UN Relief Chief Welcomes U.S. Move Against Rebel Group
 
SOURCE: UN News Service
 

Citing the horrors he himself witnessed during a recent African tour, the United Nations humanitarian chief today praised United States legislation seeking to protect civilians from the Lord's Resistance Army (LRA), the notorious Ugandan rebel group.

"As the United Nations Emergency Relief Coordinator, I very much welcome President Barack Obama's approval of the bill - The Lord's Resistance Army Disarmament and Northern Uganda Recovery Act of 2009," Under-Secretary-General for Humanitarian Affairs John Holmes said.

In a mission to the Democratic Republic of Congo (DRC) last month, he visited Niangara, near the site of LRA massacres that displaced more than 280,000 people in December. Since December 2007, in DRC alone, almost 1,800 people have been killed and 2,300 abducted, more than 800 of them children under the most brutal circumstances, due to LRA activity.

"I met one young woman in hospital, a mother of four, whose ear and lips were sliced off a few weeks ago by LRA rebels, for no reason at all," Mr. Holmes said. "I have met many LRA victims in over three years as the UN's humanitarian chief, and I have heard the same stories over and over again in Uganda, south Sudan, and the Central African Republic (CAR). The list of LRA atrocities is just too long, after more than 20 years - and it shows no signs of ending."

The US legislation seeks to support stabilization and lasting peace in northern Uganda and areas affected by the LRA through development of a regional strategy to support multilateral efforts to protect civilians, eliminate the threat posed by the group and authorize funds for humanitarian relief and reconstruction, reconciliation, and transitional justice.

Mr. Holmes, who is also the UN Emergency Relief Coordinator, welcomed the bill's provisions for increasing assistance to war-affected communities in northern Uganda and supporting initiatives to help resolve long-standing divisions between Uganda's north and south.

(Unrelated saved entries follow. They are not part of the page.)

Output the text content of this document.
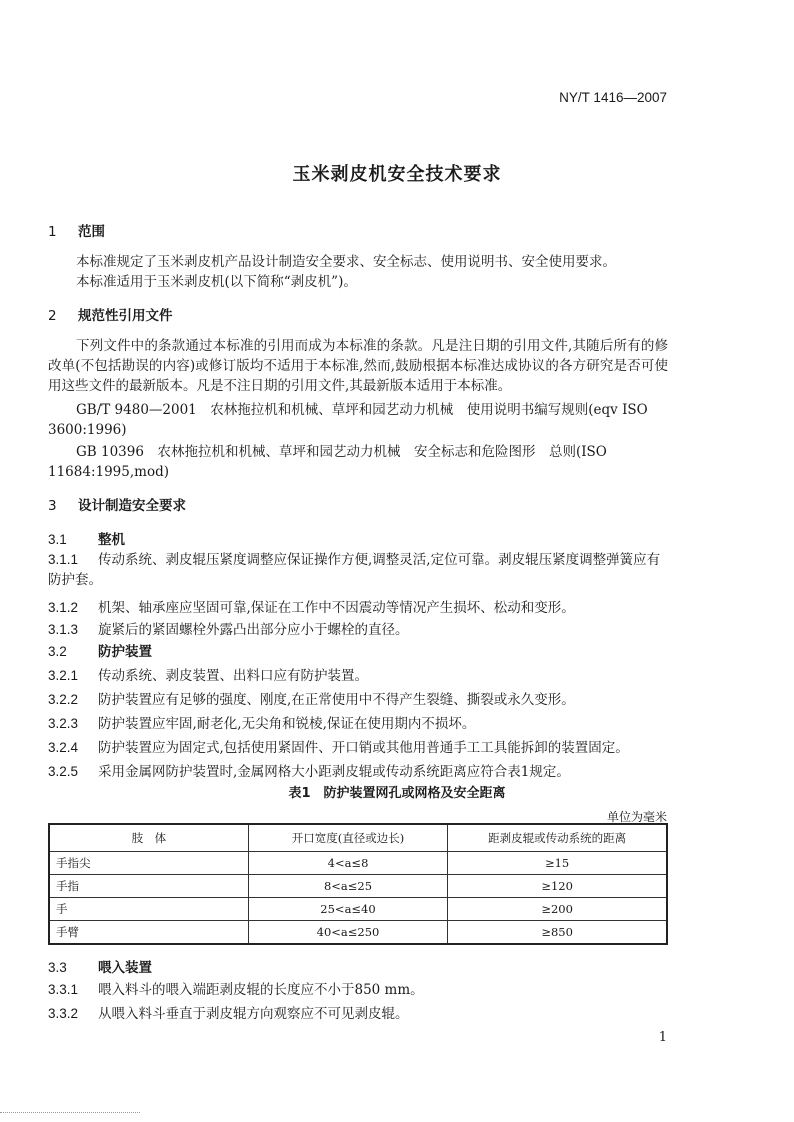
NY/T 1416—2007
玉米剥皮机安全技术要求
1 范围
本标准规定了玉米剥皮机产品设计制造安全要求、安全标志、使用说明书、安全使用要求。
本标准适用于玉米剥皮机(以下简称“剥皮机”)。
2 规范性引用文件
下列文件中的条款通过本标准的引用而成为本标准的条款。凡是注日期的引用文件,其随后所有的修改单(不包括勘误的内容)或修订版均不适用于本标准,然而,鼓励根据本标准达成协议的各方研究是否可使用这些文件的最新版本。凡是不注日期的引用文件,其最新版本适用于本标准。
GB/T 9480—2001　农林拖拉机和机械、草坪和园艺动力机械　使用说明书编写规则(eqv ISO 3600:1996)
GB 10396　农林拖拉机和机械、草坪和园艺动力机械　安全标志和危险图形　总则(ISO 11684:1995,mod)
3 设计制造安全要求
3.1 整机
3.1.1 传动系统、剥皮辊压紧度调整应保证操作方便,调整灵活,定位可靠。剥皮辊压紧度调整弹簧应有防护套。
3.1.2 机架、轴承座应坚固可靠,保证在工作中不因震动等情况产生损坏、松动和变形。
3.1.3 旋紧后的紧固螺栓外露凸出部分应小于螺栓的直径。
3.2 防护装置
3.2.1 传动系统、剥皮装置、出料口应有防护装置。
3.2.2 防护装置应有足够的强度、刚度,在正常使用中不得产生裂缝、撕裂或永久变形。
3.2.3 防护装置应牢固,耐老化,无尖角和锐棱,保证在使用期内不损坏。
3.2.4 防护装置应为固定式,包括使用紧固件、开口销或其他用普通手工工具能拆卸的装置固定。
3.2.5 采用金属网防护装置时,金属网格大小距剥皮辊或传动系统距离应符合表1规定。
表1　防护装置网孔或网格及安全距离
单位为毫米
肢　体	开口宽度(直径或边长)	距剥皮辊或传动系统的距离
手指尖	4<a≤8	≥15
手指	8<a≤25	≥120
手	25<a≤40	≥200
手臂	40<a≤250	≥850
3.3 喂入装置
3.3.1 喂入料斗的喂入端距剥皮辊的长度应不小于850 mm。
3.3.2 从喂入料斗垂直于剥皮辊方向观察应不可见剥皮辊。
1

The LRA was formed in the late 1980s in northern Uganda and for over 15 years its attacks were mainly directed against Ugandan civilians and security forces, which in 2002 dislodged the rebels, who then exported their attacks to Uganda's neighbours, including the DRC and Sudan.

The International Criminal Court (ICC) has issued arrest warrants for LRA commander-in-chief, Joseph Kony, and other senior officers on 33 counts of crimes against humanity and war crimes.